06 Nov Virginia: Appeal Bonds – a Lawyer’s Setting
Virginia law protects successful wrongful death, brain injury, and other personal injury litigants by requiring defendants to file “an appeal bond or irrevocable letter or credit in the penalty of $500, or such sum as the trial court may require”. Va. Code. Ann. §8.01-676.1 (emphasis added). Significantly, the Virginia Supreme Court has pronounced that the “statutory language does not give the trial court discretion to set an appeal bond in an amount less than the judgment.” Tauber v. Commonwealth, 263 Va. 520, 545 (2002). Indeed, the Court of Appeals of Virginia repeatedly has held that there was “no legal basis on which to complain of the bond amount” and “no abuse of discretion” where the appeal bond was set higher than the amount awarded at trial, e.g., O’Connor v. O’Connor, 2003 Va. App. LEXIS 629 (2003)(“The trial court set the bond at $10,000, even though the attorneys’ fees award was $8,193.54.”); and even when the appeal bond was doubled subsequently. E.g., Jones v. Jones, 2004 Va. App. LEXIS 455 * 11-12 (2004)(“The trial court initially set the bond at $30,000 and later advised that because the proposed security for the appeal bond was real property, the property much have a value of $60,000”.).
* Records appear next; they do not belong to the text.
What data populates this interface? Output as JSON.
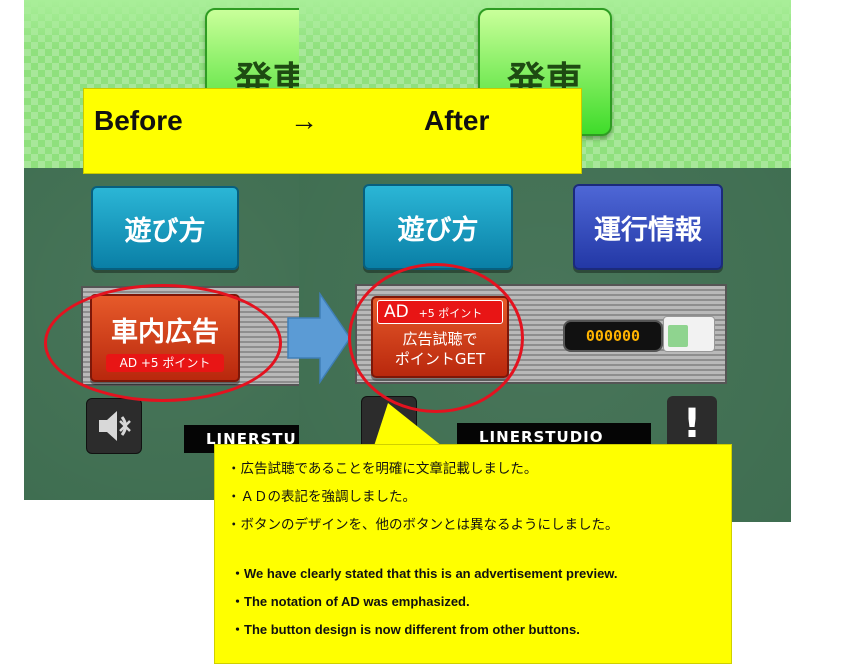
{
  "banner": {
    "before": "Before",
    "arrow": "→",
    "after": "After"
  },
  "game": {
    "start_label": "発車",
    "howto_label": "遊び方",
    "info_label": "運行情報",
    "ad_before": {
      "title": "車内広告",
      "tag": "AD  +5 ポイント"
    },
    "ad_after": {
      "tag_ad": "AD",
      "tag_points": "+5 ポイント",
      "line1": "広告試聴で",
      "line2": "ポイントGET"
    },
    "points_value": "000000",
    "logo_text": "LINERSTUDIO",
    "logo_text_cut": "LINERSTU",
    "alert_symbol": "!"
  },
  "notes": {
    "jp": [
      "・広告試聴であることを明確に文章記載しました。",
      "・ＡＤの表記を強調しました。",
      "・ボタンのデザインを、他のボタンとは異なるようにしました。"
    ],
    "en": [
      "・We have clearly stated that this is an advertisement preview.",
      "・The notation of AD was emphasized.",
      "・The button design is now different from other buttons."
    ]
  },
  "colors": {
    "highlight": "#ffff00",
    "circle": "#e4121f",
    "arrow": "#5b9bd5"
  },
  "icons": [
    "speaker-mute-icon",
    "right-arrow-icon",
    "exclamation-icon",
    "ic-card-icon"
  ]
}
Further, the Virginia Supreme Court consistently has held, “Bonds given on appeal to this court must be with approved surety.” E.g., Clinch Valley Lumber Corp. v. Hagan Estates, Inc., 167 Va. 1, 3-4 (1936); Brooks v. Epperson, 164 Va. 37, 41 (1935). Otherwise, a defendant’s appeal of wrongful death, brain injury or other personal injury award is subject to dismissal. 167 Va. at 4-5, 164 Va. at 41-31. Virginia Supreme Court Rules 5A:3(b), 5A:17(b) and 5:24 are not curative for a bond defect. Burns v. C.W. Wright Constr. Co., Inc., 1 Va. App. 256, 258 (1985).